On the one hand, people who employ this epithet use it to indicate that if a candidate is a RINO, then that automatically disqualifies him from further consideration. To be a RINO is disreputable.

On the other hand, many people who use this epithet are the same people who think the GOP is irredeemably corrupt. 

But if that's the case, then why isn't RINO a badge of honor? If you think the GOP is that bad, then it's bad to be a loyal Republican and good to be maverick. 

Suppose you said Klaus is a Nazi in name only. Well, is it not better to be a nominal Nazi than a zealous Nazi?

It's illogical for people to simultaneously say the GOP is hopelessly decadent and use RINO as a term of abuse. 

ii) I'd add that in principle, I don't care if a candidate is Republican in name only; rather, I care if a candidate is conservative in name only. My problem isn't with RINOs but CINOs (rhymes with Encino). 

1 comment:

  1. I think it's an issue with the changing reference.
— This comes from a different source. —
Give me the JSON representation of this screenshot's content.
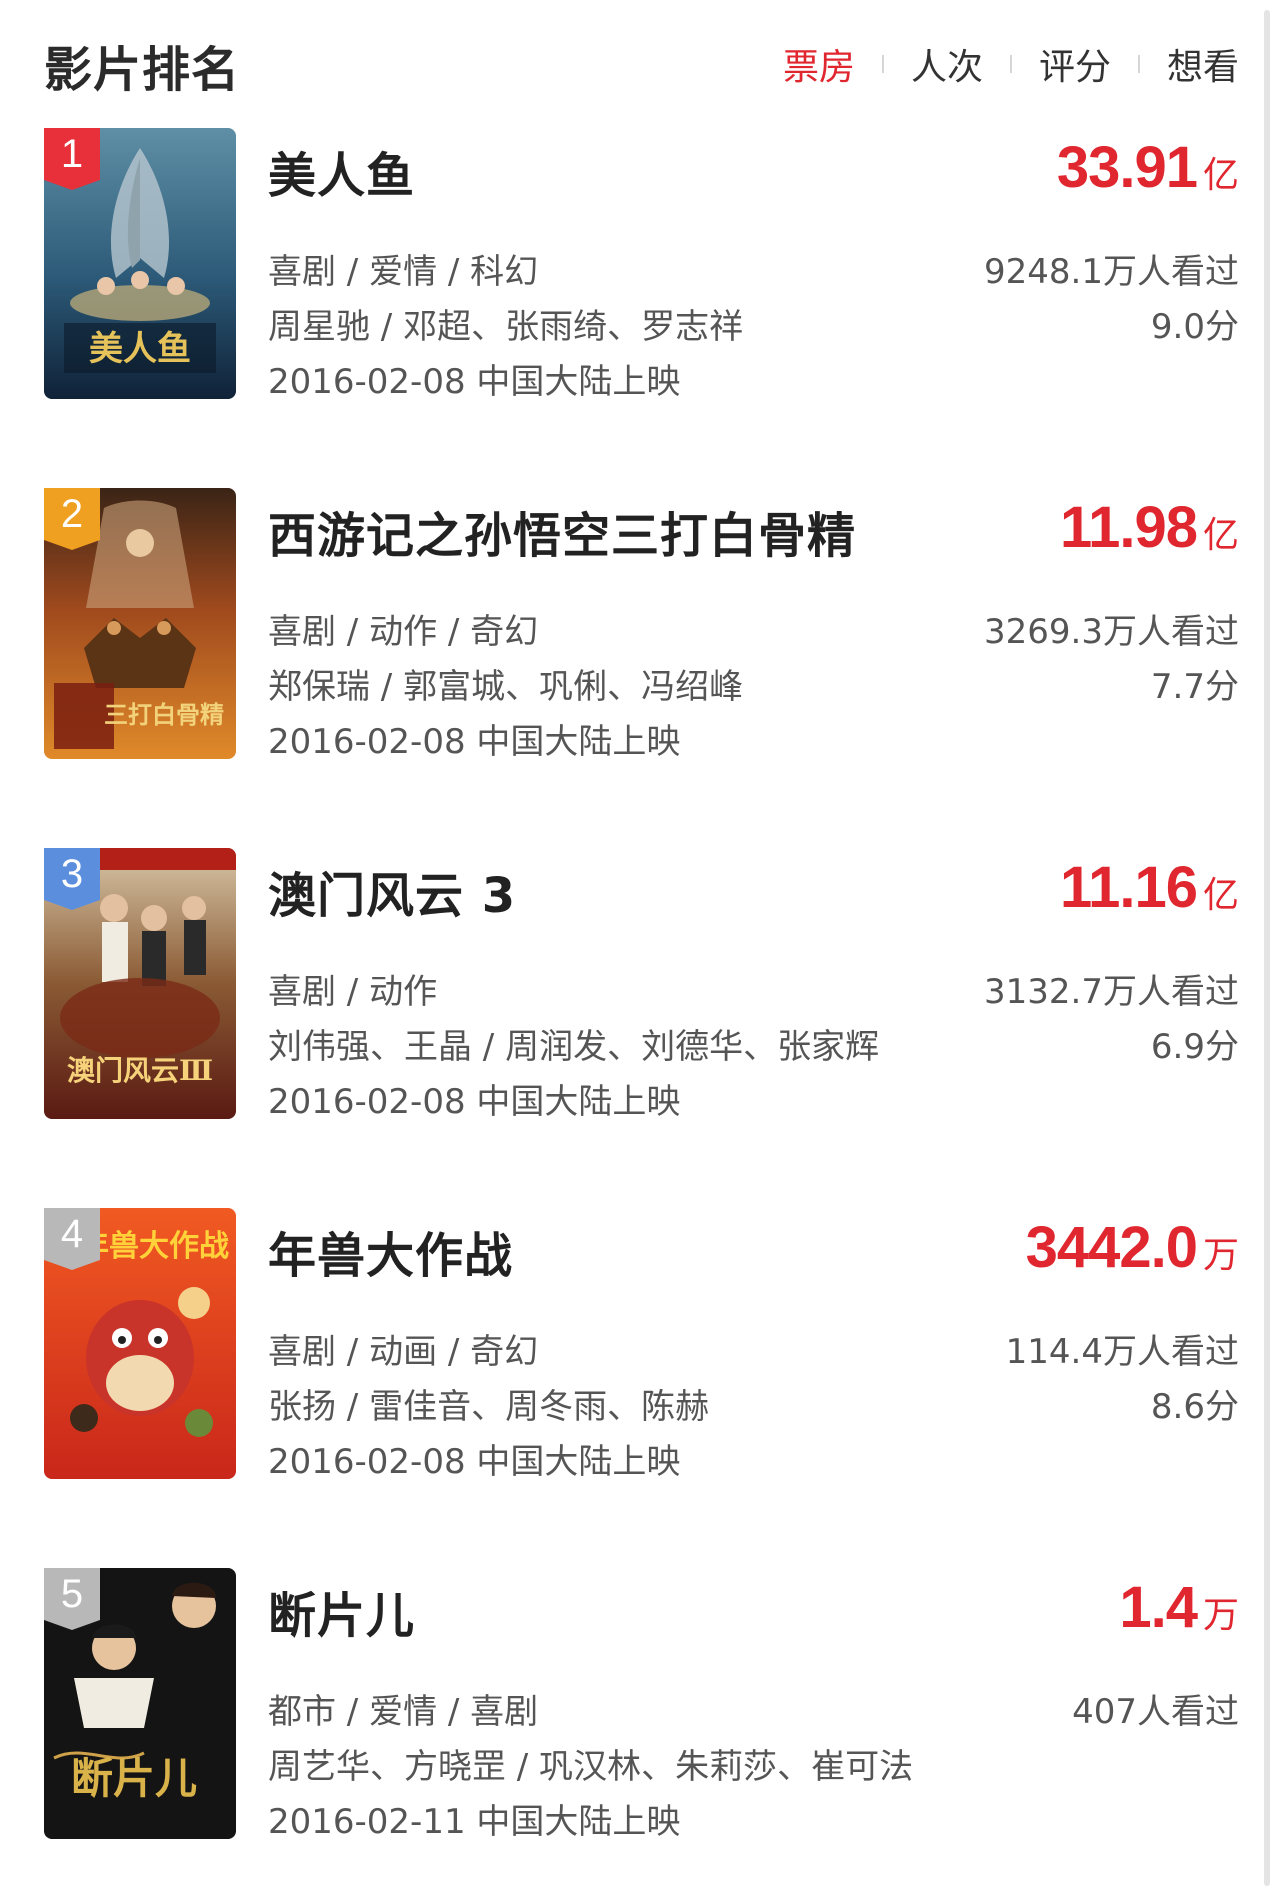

RINO worked when the GOP was primarily conservative to indicate Republicans who weren't conservative, or positively, were liberal. What has happened to the Republican party is that it is has been overtaken with liberals like what happened to the Democrats. The GOP is subverted precisely because it is full of what has been known as RINOs. So now I agree that RINO isn't an accurate term, but at least everyone knows what is refers to. Perhaps it would help in the popular milieu if CINO sounded like the name of an animal.